Met Emergency Meeting Concludes - Something Wrong with the Weather?
Yesterday, an emergency meeting was held at the Met Office to discuss the unusual weather patterns experienced here in the UK. Examining the frozen winter of 2010/11, the wet summer of 2012 (the second wettest since records began) and this year’s bitter spring, scientists pointed to a number of factors thought to be responsible for our ‘weird weather’ – most of which (rapid arctic melt, disruption of the jet stream, warming oceans, more moisture in the atmosphere etc.) could be attributed to climate change.
But despite scientific consensus and a growing body of empirical evidence affecting the every day lives of citizens of this country, there exists a continuing juxtaposition between the reality of the world facing climate change and the alternate reality inhabited by politics and the press.
The failure to secure necessary green amendments to the Energy Bill in the House of Commons at the beginning of this month, Osborne’s proposed ‘Dash for Gas’, and rumours of renewed plans to expand Heathrow, demonstrate a ‘business as usual’ attitude held by a select group of political climate deniers apparently determined to pursue a path to growth at all costs.
Owen Paterson’s recent appearance on Any Questions presents a prime example of the kind of sceptical thinking coming from those in a position to know better.
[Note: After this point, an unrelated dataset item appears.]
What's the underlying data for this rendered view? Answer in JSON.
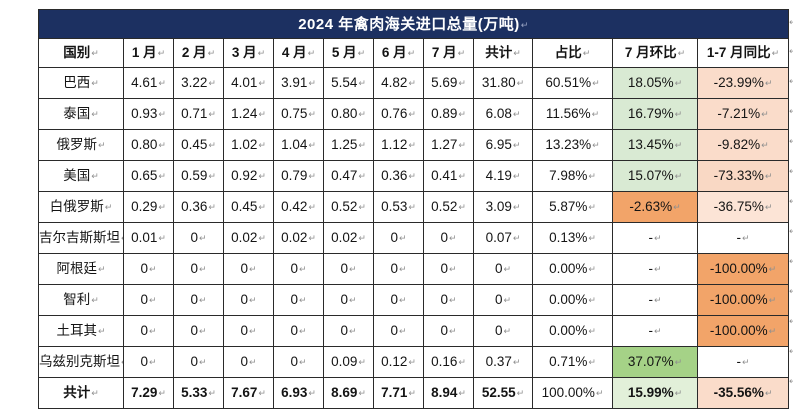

The Secretary of State for the Environment (yes, I know) publicly agreed with sceptic and Telegraph columnist James Delingpole, who voiced the myth that the climate hasn’t warmed since 1997. Paterson then argued against taking serious action on climate change saying instead that: ‘the practical measures we take to counter … the human influence may cause more damage then they gain, they may just export the problem – there is absolutely no gain whatever in closing down industrial activity here to give everyone a warm feeling.’
Your guess is as good as mine as to what he possibly could have meant by exporting ‘the problem’. Perhaps he believes that if we take action on climate change all our weird weather would suddenly emigrate to the continent. And overcome your anger at his suggestion that tackling climate change would somehow just give us all a ‘warm feeling’ and you might just see the irony in that statement.
Which brings us back to ‘weird weather’ and the media’s response to the Met Office’s emergency meeting. Today’s Guardian’s online features a piece by Richard Mabey, entitled: The Weather May be Grim But Let’s Learn to Enjoy it, in which Mabey encourages much needed adaptation to our new atypical, destructive, weather patterns – but also conspicuously avoids expressing the need for concerted action to prevent the situation from getting any worse. Having described our ‘weird weather’ as a ‘trivial nuisance’ angry retorts in the comments section outline personal stories of fuel poverty, repetitive flooding, and economic loss from across the country.
These responses give a true picture of the reality we are living in: where farmers dig dead livestock out of drifts of snow during spring, and the vulnerable die in cold weather – unable to heat their homes. The truth is that climate change is noticeably affecting the people of this country. The time has come for politicians and the press to shirk off their paradoxical reality and start working towards concrete action – realising that action on climate change will be action for everybody.